Renault : bataille sur un champ d'actions
Après l'augmentation de la participation de l'État au capital de Renault passant de de 15 à 20 %, Carlo Ghosn le PDG de Renault et Nissan se rebiffe. Il s'oppose à l'application de la loi permettant aux actionnaires présents dans une société depuis plus de deux ans de bénéficier d'un droit de vote double. Pour Renault, cela doublerait les droits de vote de l'État français.
Ce différend devenu public devrait être tranché lors d'une assemblée générale des actionnaires convoquée pour le 30 avril. Pour y faire barrage à la volonté de Ghosn, le ministre banquier Macron a acheté provisoirement pour un milliard d'actions Renault, emprunté pour quelques mois sur les marchés financiers. Mais à rusé, rusé et demi : le film n'est pas achevé et Ghosn dispose encore de quelques possibilités de manœuvres.
La mondialisation hors sol de Renault
L'opposition de Ghosn s'inscrit dans une bataille plus ou moins ouverte, mais persévérante, pour s'autonomiser par rapport à la base historique « nationale » de Renault. L'alliance Renault Nissan, aujourd'hui au quatrième rang mondial des entités producteurs d'automobile, est en fait dirigée par une structure de droit néerlandais Renault-Nissan BV (RNBV) qui ne rend aucun compte public. Alors que Nissan et Renault continuent d'être des groupes distincts en terme juridique et financier, la politique de Ghosn est de rendre en pratique cette alliance irréversible contournant les réticences des gouvernements français successifs à une fusion complète entre Renault et Nissan. Déjà en avril 2010, le gouvernement Sarko avait bloqué une tentative de Ghosn en ce sens.
Pour les dirigeants de l'industrie automobile mondialisée, les États ne sont utiles que pour socialiser les pertes à l'exemple des renflouements de General Motors, Chrysler ou PSA. Ghosn exacerbe cette tendance, instrumentalisant ses fonctions de ¨PDG de Renault et de Nissan pour s'autonomiser par rapport à ceux qui l'ont fait « roi », à savoir les gouvernements français qui l'avaient adoubé à ce poste. Sans oublier les 15 millions d'euros annuels attachés au double « mi temps ».
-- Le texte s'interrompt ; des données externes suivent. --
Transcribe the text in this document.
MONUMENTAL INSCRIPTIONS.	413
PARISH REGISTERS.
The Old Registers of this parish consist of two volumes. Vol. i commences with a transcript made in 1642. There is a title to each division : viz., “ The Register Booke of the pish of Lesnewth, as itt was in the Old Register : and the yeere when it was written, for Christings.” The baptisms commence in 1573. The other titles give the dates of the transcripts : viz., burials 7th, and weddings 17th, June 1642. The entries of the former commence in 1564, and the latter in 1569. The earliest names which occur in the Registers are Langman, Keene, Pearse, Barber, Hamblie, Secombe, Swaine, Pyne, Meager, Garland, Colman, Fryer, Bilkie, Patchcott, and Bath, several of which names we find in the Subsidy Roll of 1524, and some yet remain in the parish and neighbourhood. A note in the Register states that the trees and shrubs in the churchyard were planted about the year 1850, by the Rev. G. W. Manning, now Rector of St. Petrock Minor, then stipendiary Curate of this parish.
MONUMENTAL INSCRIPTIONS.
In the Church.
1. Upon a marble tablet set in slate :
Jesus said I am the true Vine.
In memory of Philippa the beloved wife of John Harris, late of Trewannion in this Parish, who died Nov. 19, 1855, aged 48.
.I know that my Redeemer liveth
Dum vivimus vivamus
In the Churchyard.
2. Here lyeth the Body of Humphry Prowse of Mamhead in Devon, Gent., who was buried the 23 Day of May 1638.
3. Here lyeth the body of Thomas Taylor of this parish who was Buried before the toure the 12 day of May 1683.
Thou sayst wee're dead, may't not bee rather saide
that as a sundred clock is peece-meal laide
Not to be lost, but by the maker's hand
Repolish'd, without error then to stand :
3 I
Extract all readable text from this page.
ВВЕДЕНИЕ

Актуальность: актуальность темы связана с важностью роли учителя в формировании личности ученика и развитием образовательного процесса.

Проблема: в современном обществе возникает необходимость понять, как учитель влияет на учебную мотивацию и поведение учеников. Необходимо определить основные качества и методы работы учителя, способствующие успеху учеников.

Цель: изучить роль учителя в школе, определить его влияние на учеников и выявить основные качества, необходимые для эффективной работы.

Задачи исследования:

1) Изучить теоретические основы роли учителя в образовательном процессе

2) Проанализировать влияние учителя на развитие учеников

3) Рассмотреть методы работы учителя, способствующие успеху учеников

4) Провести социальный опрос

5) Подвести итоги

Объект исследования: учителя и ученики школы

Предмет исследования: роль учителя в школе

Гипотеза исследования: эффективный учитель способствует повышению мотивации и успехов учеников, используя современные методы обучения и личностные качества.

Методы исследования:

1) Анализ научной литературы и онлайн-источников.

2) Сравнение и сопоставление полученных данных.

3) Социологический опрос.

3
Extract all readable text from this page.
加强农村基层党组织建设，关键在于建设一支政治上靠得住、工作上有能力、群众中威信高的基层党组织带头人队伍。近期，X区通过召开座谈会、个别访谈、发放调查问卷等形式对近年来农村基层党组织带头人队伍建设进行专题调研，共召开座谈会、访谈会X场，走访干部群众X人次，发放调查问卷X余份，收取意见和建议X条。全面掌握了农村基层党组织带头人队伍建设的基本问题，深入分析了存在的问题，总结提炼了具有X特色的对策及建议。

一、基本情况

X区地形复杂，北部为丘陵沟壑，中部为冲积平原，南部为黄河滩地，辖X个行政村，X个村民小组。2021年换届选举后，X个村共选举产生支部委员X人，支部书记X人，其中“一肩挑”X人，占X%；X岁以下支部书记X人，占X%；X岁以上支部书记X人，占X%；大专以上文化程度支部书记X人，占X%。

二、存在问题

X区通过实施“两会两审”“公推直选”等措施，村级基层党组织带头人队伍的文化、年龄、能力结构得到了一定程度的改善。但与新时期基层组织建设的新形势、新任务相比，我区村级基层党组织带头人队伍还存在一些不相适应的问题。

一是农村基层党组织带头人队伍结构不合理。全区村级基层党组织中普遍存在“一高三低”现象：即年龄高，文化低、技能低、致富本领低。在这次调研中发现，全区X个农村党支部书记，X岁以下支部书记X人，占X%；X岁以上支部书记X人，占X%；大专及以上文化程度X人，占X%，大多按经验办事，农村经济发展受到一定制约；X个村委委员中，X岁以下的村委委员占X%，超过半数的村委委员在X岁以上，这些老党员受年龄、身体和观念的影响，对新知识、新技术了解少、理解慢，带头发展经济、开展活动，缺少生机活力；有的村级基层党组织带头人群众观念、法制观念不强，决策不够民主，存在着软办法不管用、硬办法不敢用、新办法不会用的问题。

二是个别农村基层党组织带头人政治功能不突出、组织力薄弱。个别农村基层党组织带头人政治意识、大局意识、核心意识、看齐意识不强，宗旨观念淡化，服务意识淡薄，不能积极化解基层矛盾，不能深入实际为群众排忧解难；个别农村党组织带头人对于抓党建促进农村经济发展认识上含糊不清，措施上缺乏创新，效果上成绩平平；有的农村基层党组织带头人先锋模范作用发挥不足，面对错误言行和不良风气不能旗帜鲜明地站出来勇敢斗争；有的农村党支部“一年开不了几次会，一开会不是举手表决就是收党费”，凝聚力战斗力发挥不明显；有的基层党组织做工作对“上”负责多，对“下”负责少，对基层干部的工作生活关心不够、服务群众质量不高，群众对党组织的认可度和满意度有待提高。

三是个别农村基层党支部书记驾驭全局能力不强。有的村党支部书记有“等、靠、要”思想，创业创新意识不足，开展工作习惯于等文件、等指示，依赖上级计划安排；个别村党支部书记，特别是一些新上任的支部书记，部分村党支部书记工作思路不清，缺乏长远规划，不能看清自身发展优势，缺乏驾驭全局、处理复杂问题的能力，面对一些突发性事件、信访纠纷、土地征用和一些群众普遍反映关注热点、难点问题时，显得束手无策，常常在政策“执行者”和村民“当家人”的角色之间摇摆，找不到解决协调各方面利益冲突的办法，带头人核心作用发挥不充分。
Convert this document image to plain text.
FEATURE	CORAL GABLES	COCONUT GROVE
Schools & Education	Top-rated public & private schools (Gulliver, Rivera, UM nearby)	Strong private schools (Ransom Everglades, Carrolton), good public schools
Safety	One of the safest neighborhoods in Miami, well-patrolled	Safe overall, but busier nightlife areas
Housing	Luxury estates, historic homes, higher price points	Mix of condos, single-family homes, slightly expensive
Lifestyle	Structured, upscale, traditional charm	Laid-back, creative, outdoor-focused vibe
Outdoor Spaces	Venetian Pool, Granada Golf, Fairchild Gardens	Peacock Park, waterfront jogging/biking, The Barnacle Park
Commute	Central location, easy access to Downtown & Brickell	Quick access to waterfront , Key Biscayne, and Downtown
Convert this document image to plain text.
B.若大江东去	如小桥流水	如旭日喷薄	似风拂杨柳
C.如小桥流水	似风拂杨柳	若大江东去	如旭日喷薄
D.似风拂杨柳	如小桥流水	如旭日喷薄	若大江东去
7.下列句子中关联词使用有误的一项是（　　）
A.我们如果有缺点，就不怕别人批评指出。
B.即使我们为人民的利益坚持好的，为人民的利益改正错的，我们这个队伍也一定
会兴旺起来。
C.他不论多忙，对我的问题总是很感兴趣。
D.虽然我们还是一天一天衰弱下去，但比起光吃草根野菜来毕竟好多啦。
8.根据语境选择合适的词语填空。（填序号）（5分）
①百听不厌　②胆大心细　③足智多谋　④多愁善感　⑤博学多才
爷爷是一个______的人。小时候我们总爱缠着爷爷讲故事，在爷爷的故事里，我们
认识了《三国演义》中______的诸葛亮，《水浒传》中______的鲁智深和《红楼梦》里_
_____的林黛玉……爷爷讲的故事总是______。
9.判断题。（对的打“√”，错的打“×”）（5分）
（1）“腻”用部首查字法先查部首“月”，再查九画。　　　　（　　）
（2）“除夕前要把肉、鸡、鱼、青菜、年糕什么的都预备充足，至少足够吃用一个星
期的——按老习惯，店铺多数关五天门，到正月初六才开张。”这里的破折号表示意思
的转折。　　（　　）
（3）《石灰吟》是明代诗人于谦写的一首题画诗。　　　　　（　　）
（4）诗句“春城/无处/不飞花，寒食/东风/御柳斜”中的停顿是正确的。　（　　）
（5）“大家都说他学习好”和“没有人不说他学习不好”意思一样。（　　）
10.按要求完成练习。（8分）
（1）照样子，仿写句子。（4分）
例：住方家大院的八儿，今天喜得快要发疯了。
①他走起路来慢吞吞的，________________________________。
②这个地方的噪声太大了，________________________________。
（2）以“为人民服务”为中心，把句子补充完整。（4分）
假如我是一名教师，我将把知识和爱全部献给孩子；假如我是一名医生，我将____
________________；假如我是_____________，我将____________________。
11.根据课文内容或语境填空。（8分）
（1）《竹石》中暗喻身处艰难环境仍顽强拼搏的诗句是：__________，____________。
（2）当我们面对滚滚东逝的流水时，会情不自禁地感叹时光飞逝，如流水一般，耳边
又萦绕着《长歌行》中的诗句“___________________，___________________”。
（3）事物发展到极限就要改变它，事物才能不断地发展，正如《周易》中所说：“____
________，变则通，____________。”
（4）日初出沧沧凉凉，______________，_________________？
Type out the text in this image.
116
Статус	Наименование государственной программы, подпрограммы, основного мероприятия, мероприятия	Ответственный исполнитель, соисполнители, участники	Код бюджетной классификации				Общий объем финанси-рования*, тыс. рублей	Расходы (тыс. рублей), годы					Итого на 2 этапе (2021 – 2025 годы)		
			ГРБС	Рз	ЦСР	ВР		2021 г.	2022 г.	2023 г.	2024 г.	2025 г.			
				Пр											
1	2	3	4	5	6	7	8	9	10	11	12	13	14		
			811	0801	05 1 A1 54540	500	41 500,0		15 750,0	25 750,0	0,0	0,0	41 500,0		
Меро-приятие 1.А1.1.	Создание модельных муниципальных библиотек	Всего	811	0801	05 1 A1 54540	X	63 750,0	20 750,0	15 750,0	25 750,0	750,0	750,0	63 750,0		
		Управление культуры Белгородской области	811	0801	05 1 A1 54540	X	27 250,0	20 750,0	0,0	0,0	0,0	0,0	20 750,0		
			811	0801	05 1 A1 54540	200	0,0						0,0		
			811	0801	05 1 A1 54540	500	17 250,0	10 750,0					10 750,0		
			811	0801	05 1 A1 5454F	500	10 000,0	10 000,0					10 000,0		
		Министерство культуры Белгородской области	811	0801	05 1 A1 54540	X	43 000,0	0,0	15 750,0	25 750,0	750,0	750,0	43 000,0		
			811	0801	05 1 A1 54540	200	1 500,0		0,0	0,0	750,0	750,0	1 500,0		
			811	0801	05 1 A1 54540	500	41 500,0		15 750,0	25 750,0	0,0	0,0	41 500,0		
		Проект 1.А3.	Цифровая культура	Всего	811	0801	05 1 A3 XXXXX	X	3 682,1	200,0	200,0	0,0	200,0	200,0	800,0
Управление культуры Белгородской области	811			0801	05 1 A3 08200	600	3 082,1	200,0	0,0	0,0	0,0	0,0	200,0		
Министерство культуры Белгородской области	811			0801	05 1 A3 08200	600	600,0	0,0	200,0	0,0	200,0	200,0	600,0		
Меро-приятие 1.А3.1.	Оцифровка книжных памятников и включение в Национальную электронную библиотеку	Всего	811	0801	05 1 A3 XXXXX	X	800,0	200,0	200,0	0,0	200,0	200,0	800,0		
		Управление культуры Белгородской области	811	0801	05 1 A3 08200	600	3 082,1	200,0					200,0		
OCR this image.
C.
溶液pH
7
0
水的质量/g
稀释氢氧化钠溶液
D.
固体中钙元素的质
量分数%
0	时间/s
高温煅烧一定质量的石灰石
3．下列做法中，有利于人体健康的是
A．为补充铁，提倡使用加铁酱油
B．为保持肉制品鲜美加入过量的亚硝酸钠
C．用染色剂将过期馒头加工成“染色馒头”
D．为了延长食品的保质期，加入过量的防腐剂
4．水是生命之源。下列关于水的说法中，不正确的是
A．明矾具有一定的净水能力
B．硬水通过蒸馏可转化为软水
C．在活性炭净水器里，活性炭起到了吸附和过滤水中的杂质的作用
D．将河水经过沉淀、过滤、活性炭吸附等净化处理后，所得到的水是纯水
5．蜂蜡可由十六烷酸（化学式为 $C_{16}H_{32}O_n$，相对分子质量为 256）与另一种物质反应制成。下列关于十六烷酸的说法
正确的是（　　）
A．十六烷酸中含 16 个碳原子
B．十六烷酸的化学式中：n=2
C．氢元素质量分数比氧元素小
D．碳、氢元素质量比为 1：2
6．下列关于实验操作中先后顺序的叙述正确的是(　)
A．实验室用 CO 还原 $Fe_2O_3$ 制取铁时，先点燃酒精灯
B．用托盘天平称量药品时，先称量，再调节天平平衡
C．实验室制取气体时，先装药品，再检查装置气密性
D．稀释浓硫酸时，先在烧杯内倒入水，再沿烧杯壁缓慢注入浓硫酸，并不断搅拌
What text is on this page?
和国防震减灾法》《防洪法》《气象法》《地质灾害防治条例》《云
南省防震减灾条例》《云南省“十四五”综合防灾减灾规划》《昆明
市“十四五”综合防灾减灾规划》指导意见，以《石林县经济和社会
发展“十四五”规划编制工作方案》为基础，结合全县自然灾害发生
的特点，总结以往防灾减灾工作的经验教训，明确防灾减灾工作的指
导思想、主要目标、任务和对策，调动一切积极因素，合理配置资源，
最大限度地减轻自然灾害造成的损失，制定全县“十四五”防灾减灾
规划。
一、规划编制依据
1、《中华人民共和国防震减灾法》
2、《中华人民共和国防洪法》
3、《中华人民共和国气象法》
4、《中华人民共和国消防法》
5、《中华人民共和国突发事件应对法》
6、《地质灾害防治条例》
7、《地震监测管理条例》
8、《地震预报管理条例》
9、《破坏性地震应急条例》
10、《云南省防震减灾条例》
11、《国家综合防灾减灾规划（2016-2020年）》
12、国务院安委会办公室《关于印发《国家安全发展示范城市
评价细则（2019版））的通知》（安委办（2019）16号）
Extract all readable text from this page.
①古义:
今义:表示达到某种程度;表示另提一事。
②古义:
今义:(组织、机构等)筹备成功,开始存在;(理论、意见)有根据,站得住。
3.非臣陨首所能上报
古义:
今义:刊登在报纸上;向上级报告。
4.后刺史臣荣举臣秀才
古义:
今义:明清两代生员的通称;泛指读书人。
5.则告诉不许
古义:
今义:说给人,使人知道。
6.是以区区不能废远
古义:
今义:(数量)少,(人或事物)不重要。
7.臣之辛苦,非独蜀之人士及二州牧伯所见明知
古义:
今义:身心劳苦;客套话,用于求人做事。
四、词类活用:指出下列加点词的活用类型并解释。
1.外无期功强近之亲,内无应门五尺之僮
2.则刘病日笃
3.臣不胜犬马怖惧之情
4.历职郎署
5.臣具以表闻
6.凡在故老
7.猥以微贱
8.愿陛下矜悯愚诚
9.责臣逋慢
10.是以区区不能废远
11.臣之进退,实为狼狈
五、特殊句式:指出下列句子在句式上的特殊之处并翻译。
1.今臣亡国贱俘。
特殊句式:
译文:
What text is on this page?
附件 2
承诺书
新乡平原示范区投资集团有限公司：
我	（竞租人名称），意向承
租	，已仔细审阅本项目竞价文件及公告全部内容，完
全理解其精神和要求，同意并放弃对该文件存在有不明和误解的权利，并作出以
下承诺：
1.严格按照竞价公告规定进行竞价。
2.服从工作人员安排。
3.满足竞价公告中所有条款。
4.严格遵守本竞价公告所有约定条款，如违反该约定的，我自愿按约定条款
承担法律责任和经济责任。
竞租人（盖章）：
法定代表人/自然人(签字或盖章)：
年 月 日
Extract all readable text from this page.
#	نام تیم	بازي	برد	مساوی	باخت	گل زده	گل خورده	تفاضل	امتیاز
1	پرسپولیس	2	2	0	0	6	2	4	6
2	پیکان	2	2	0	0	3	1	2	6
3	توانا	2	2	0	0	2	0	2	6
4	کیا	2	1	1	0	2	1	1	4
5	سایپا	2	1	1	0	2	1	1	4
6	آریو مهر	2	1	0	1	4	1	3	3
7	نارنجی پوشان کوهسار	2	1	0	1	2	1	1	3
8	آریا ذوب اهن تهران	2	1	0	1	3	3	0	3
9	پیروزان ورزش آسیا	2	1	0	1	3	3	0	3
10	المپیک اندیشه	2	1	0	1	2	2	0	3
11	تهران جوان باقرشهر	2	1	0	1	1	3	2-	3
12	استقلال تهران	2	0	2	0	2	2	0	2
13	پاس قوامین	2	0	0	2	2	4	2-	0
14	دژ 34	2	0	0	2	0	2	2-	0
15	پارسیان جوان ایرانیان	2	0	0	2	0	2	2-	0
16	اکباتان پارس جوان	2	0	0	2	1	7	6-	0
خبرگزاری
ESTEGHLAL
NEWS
Gouvernements de droite et de gauche accompagnent Ghosn depuis dix ans
Tous les gouvernements de droite comme de gauche ont entériné la politique mise en œuvre chez Renault. En 10 ans, les effectifs ont chuté en France de 42 000 à 27 000. Lorsque Renault a pris en 1999 le contrôle de Nissan menacé de faillite, les chiffres de production des deux entités étaient équivalents, autour de 2 400 000 voitures. Quinze ans après, surtout en conséquence de son implantation en croissance en Chine et aux États-Unis, Nissan produit au plan mondial deux fois plus de voitures que Renault, 5 300 000 contre 2 700 000. Cette activité de Nissan profite aux comptes de Renault, celui-ci ayant reçu en 2014 un milliard et demi d'euros de dividendes au titre des 40 % d'actions Nissan qu'il détient. Dans le bénéfice affiché par Renault en 2014 de 2 milliards d'euros, les trois quarts proviennent donc de Nissan. Les actionnaires de Renault en profitent directement. Pas les salariés dont les salaires sont bloqués et les effectifs toujours en baisse.
Le ministre actionnaire Macron
Tout en menant son offensive boursière explicite contre le PDG de Renault, Macron a expliqué à son propos « Sa stratégie, nous la soutenons, nous sommes à ses côtés ». Ce faisant, Macron circonscrit sa dispute bien réelle avec Ghosn à des enjeux de pouvoir dans une « communauté de vue stratégique ». Le ministre banquier Macron fait de l'État un simple actionnaire intervenant sur les mêmes terrains que tous les spéculateurs du marché avec les mêmes armes et la même boussole du profit. C'est exactement le contraire d'une socialisation des outils de production qui rendrait le pouvoir à ceux qui créent les richesses dans le but de satisfaire les besoins sociaux du plus grand nombre.